The method described in. 55. The method of claim 30, wherein said polymer binder comprises ethyl cellulose. 56. The method of claim 30, wherein the detection layer is heated above the glass transition temperature of the polymer binder and then cooled to ambient conditions. 57. The method of claim 30, wherein said support is substantially transparent to excitation and emission wavelengths of said luminescent material. 58. The method of claim 57, wherein said support is a flexible plastic film. 59. The method of claim 30, wherein said analyte is a gas. 60. The method of claim 59, wherein said gas is selected from the group consisting of ammonia, carbon dioxide, and oxygen. 61. The method of claim 30, wherein said analyte is an ionic material. 62. The method of claim 30, wherein said analyte is a non-ionic material. 63. An optical sensor comprising a support and a detection layer, the detection layer comprising: (a) a luminescent material whose luminescence intensity varies in response to a change in the amount of an analyte; A) a reflective material having a highly efficient reflectance of the excitation and emission wavelengths of the luminescent material, wherein the reflective material comprises titanium dioxide, zinc oxide, antimony oxide, barium sulfate, magnesium oxide, and a red polymer pigment; An optical sensor comprising: a reflective material comprising one or more reflective materials selected from the group consisting of: and (c) a polymer binder. 64. An optical sensor for use in analyzing the amount of oxygen gas, comprising: a support and a detection layer, wherein the detection layer comprises: (a) octaethylporphyrin platinum; A reflective material having high-efficiency reflection of excitation and emission wavelengths of octaethylporphyrin platinum, wherein the reflection material is titanium dioxide, zinc oxide, antimony oxide, barium sulfate, magnesium oxide,
And one or more reflective materials selected from the group consisting of red polymer pigments.

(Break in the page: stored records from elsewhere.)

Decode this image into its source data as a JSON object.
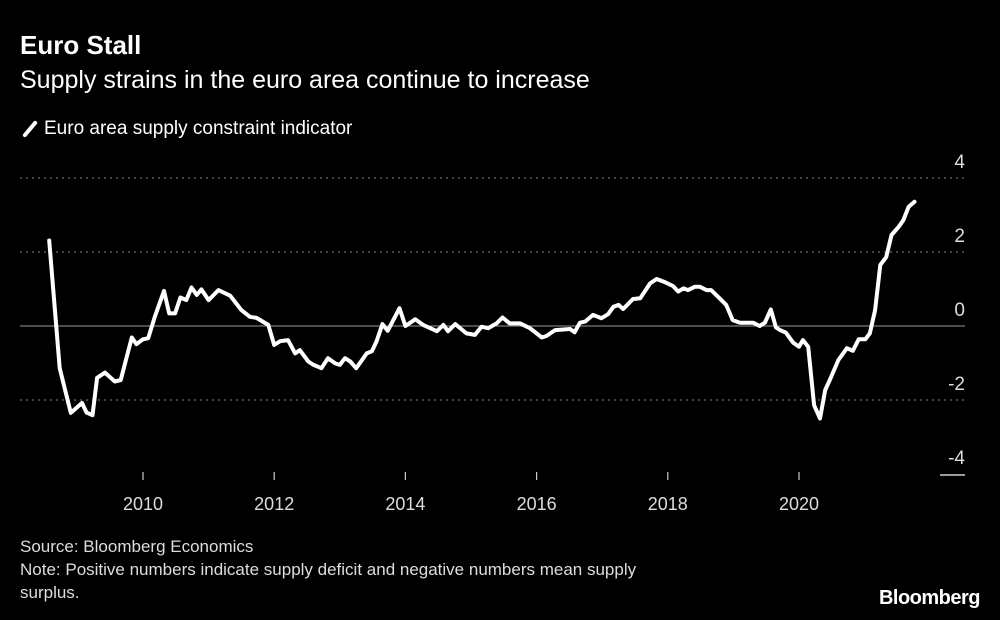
{
  "chart_data": {
    "type": "line",
    "title": "Euro Stall",
    "subtitle": "Supply strains in the euro area continue to increase",
    "xlabel": "",
    "ylabel": "",
    "ylim": [
      -4,
      4
    ],
    "xlim": [
      2008.3,
      2022.4
    ],
    "y_ticks": [
      "4",
      "2",
      "0",
      "-2",
      "-4"
    ],
    "x_ticks": [
      "2010",
      "2012",
      "2014",
      "2016",
      "2018",
      "2020"
    ],
    "grid": true,
    "legend_position": "top-left",
    "series": [
      {
        "name": "Euro area supply constraint indicator",
        "color": "#ffffff",
        "x": [
          2008.57,
          2008.73,
          2008.9,
          2009.07,
          2009.14,
          2009.23,
          2009.3,
          2009.42,
          2009.57,
          2009.66,
          2009.83,
          2009.9,
          2010.0,
          2010.08,
          2010.18,
          2010.32,
          2010.4,
          2010.49,
          2010.57,
          2010.66,
          2010.74,
          2010.82,
          2010.89,
          2011.0,
          2011.15,
          2011.33,
          2011.5,
          2011.63,
          2011.73,
          2011.91,
          2012.0,
          2012.09,
          2012.21,
          2012.32,
          2012.39,
          2012.52,
          2012.6,
          2012.72,
          2012.82,
          2012.93,
          2013.0,
          2013.08,
          2013.16,
          2013.25,
          2013.41,
          2013.49,
          2013.56,
          2013.65,
          2013.73,
          2013.91,
          2014.0,
          2014.15,
          2014.27,
          2014.48,
          2014.58,
          2014.65,
          2014.76,
          2014.93,
          2015.06,
          2015.16,
          2015.26,
          2015.39,
          2015.48,
          2015.59,
          2015.75,
          2015.9,
          2016.08,
          2016.15,
          2016.28,
          2016.51,
          2016.58,
          2016.66,
          2016.74,
          2016.86,
          2016.99,
          2017.09,
          2017.17,
          2017.25,
          2017.32,
          2017.47,
          2017.58,
          2017.73,
          2017.83,
          2017.96,
          2018.08,
          2018.16,
          2018.24,
          2018.31,
          2018.41,
          2018.49,
          2018.59,
          2018.66,
          2018.79,
          2018.89,
          2018.99,
          2019.1,
          2019.3,
          2019.4,
          2019.48,
          2019.57,
          2019.65,
          2019.71,
          2019.8,
          2019.91,
          2020.0,
          2020.06,
          2020.14,
          2020.23,
          2020.32,
          2020.4,
          2020.47,
          2020.6,
          2020.73,
          2020.82,
          2020.91,
          2021.01,
          2021.08,
          2021.16,
          2021.24,
          2021.33,
          2021.41,
          2021.52,
          2021.59,
          2021.67,
          2021.76
        ],
        "y": [
          2.31,
          -1.14,
          -2.35,
          -2.08,
          -2.34,
          -2.41,
          -1.4,
          -1.26,
          -1.5,
          -1.46,
          -0.31,
          -0.49,
          -0.36,
          -0.33,
          0.25,
          0.95,
          0.34,
          0.34,
          0.77,
          0.7,
          1.04,
          0.84,
          0.99,
          0.7,
          0.97,
          0.82,
          0.43,
          0.25,
          0.22,
          0.03,
          -0.51,
          -0.41,
          -0.38,
          -0.74,
          -0.65,
          -0.96,
          -1.05,
          -1.14,
          -0.87,
          -1.01,
          -1.05,
          -0.87,
          -0.96,
          -1.14,
          -0.74,
          -0.68,
          -0.42,
          0.05,
          -0.13,
          0.48,
          0.0,
          0.18,
          0.03,
          -0.14,
          0.03,
          -0.14,
          0.05,
          -0.2,
          -0.24,
          -0.02,
          -0.06,
          0.07,
          0.23,
          0.07,
          0.07,
          -0.06,
          -0.31,
          -0.27,
          -0.11,
          -0.08,
          -0.17,
          0.09,
          0.12,
          0.3,
          0.21,
          0.32,
          0.52,
          0.57,
          0.46,
          0.73,
          0.75,
          1.15,
          1.27,
          1.18,
          1.08,
          0.93,
          1.02,
          0.97,
          1.06,
          1.06,
          0.97,
          0.97,
          0.75,
          0.57,
          0.16,
          0.09,
          0.09,
          0.0,
          0.09,
          0.45,
          -0.04,
          -0.11,
          -0.18,
          -0.45,
          -0.56,
          -0.38,
          -0.56,
          -2.14,
          -2.5,
          -1.73,
          -1.46,
          -0.92,
          -0.6,
          -0.67,
          -0.36,
          -0.36,
          -0.2,
          0.43,
          1.65,
          1.86,
          2.46,
          2.68,
          2.86,
          3.22,
          3.36
        ]
      }
    ]
  },
  "footer": {
    "source": "Source: Bloomberg Economics",
    "note": "Note: Positive numbers indicate supply deficit and negative numbers mean supply",
    "note_cont": "surplus.",
    "logo": "Bloomberg"
  }
}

An optical sensor comprising: a reflective material; and (c) a copolymer of ethylhexyl methacrylate and methyl methacrylate. 65. An optical sensor for use in analyzing the amount of carbon dioxide gas, comprising a support and a detection layer, wherein the detection layer comprises: (a) an acridine, fluorescein, rhodamine, and pyrene A luminescent material selected from the group consisting of: (b) a reflective material having a highly efficient reflectance of the excitation and emission wavelengths of the luminescent material, the titanium dioxide, zinc oxide, antimony oxide, barium sulfate, oxide magnesium,
An optical sensor comprising: a reflective material comprising one or more reflective materials selected from the group consisting of: and a red polymer pigment; and (c) ethyl cellulose. 66. An optical sensor for use in analyzing the pH of a sample, the sensor comprising a detection layer and a support, wherein the detection layer comprises: (a) a group consisting of acridine, fluorescein, rhodamine, and pyrene. A luminescent material selected from the group consisting of: (b) a reflective material having a highly efficient reflection of excitation and emission wavelengths of the luminescent material, wherein the reflective material comprises titanium dioxide, zinc oxide, antimony oxide, barium sulfate, Magnesium oxide,
An optical sensor comprising: one or more reflective materials selected from the group consisting of: and (c) a copolymer of N, N-dimethylacrylamide and N-tert-butylacrylamide.